For South Africa, the 114-run fourth wicket first-innings partnership between AB de Villiers and Faf du Plessis did the trick. India captain Virat Kohli also spoke of the near-misses --- his and Rohit’s partnership, Hardik Pandya’s fearless batting and that stand between R Ashwin and Bhuvneshwar Kumar that could have been match-altering had others stood up.
“We needed, if not one big partnership, then every wicket adding 30-35 (which) would have done the job for us. We needed to show more character with the bat there is no question about it,” said India captain Virat Kohli on Monday.
South Africa too are thinking more or less on the same lines. So don’t be surprised if South Africa risk similar, if not more seam-friendly and bouncier pitches in Centurion and Johannesburg. Du Plessis, in fact, made no bones about that even though they batted in two tough morning sessions at Newlands.

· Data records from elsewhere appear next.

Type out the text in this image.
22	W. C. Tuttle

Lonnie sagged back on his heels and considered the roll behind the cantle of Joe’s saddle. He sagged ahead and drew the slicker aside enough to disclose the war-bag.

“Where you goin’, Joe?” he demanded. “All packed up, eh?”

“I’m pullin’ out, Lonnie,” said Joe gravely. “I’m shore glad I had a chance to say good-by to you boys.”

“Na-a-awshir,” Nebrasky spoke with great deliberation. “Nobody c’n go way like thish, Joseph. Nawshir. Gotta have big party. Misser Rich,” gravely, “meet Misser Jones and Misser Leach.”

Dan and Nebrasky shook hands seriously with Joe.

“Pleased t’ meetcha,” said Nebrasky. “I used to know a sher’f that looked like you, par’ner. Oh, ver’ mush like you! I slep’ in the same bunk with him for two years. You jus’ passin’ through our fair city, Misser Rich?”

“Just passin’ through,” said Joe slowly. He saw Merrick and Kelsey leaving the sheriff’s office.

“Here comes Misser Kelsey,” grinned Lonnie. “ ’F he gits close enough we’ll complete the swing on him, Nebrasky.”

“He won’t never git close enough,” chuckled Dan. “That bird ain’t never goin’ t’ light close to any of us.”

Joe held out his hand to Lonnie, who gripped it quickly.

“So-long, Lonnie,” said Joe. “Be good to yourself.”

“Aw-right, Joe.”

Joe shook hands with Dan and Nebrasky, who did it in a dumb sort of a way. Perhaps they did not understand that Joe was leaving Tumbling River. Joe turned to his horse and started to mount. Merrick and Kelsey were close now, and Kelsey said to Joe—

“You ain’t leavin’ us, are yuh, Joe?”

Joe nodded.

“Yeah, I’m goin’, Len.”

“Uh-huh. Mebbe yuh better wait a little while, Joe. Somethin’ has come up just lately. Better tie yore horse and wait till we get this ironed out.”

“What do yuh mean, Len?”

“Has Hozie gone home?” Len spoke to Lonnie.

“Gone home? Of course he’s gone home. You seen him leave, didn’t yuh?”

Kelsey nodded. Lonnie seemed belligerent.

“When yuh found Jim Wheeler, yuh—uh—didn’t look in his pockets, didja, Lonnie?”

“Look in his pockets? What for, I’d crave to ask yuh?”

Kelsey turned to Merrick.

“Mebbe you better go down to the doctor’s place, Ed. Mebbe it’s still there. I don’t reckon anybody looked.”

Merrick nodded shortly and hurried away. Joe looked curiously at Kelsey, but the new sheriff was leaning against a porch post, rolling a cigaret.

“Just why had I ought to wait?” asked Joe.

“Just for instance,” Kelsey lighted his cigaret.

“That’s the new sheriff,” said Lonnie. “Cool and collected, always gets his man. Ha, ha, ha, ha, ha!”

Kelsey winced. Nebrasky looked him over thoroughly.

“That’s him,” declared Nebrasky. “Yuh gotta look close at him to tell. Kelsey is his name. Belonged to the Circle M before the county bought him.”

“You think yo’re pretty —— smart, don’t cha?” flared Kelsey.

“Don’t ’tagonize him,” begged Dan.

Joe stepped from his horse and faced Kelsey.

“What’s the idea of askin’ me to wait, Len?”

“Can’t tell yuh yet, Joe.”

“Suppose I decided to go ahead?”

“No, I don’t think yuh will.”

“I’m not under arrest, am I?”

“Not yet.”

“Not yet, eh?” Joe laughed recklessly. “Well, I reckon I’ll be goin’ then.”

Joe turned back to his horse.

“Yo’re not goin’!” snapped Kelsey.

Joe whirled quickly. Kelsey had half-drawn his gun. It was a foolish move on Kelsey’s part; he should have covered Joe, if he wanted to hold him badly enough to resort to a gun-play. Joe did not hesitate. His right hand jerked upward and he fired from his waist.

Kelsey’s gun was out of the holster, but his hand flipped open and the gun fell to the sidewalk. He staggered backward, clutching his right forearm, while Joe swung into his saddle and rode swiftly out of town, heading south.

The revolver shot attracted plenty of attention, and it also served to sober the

“This morning felt unplayable (laughs) when we batted,” said du Plessis after the match. “I think pace and bounce is something that you look for in South Africa. There was movement in this Test match. Obviously overhead conditions and moisture could play a role. When we go to Pretoria, we will hopefully get the same and Johannesburg. Those are renowned for being a little bit quicker. Hopefully we’ll get them there,” he said.
Du Plessis explained the risk considering a better Indian seam bowling line-up this tour. “When I saw the names that came over, you almost look at what they will offer in these conditons. You know they’ve also got variety in these conditions. They’ve got guys that can swing the ball, guys that can seam the ball around and they’ve also got a bit of pace. It’s similar to our attack. So I’m not surprised,” he said.
“We wanted the wicket to be a little bit like that, so we expected the wicket to be a bit more bowler friendly. You just needed one or two guys to step up and score some runs. So we did that fortunately in that first innings. We back ourselves in challenging conditions just to try and be a little bit smart when we bat,” he said.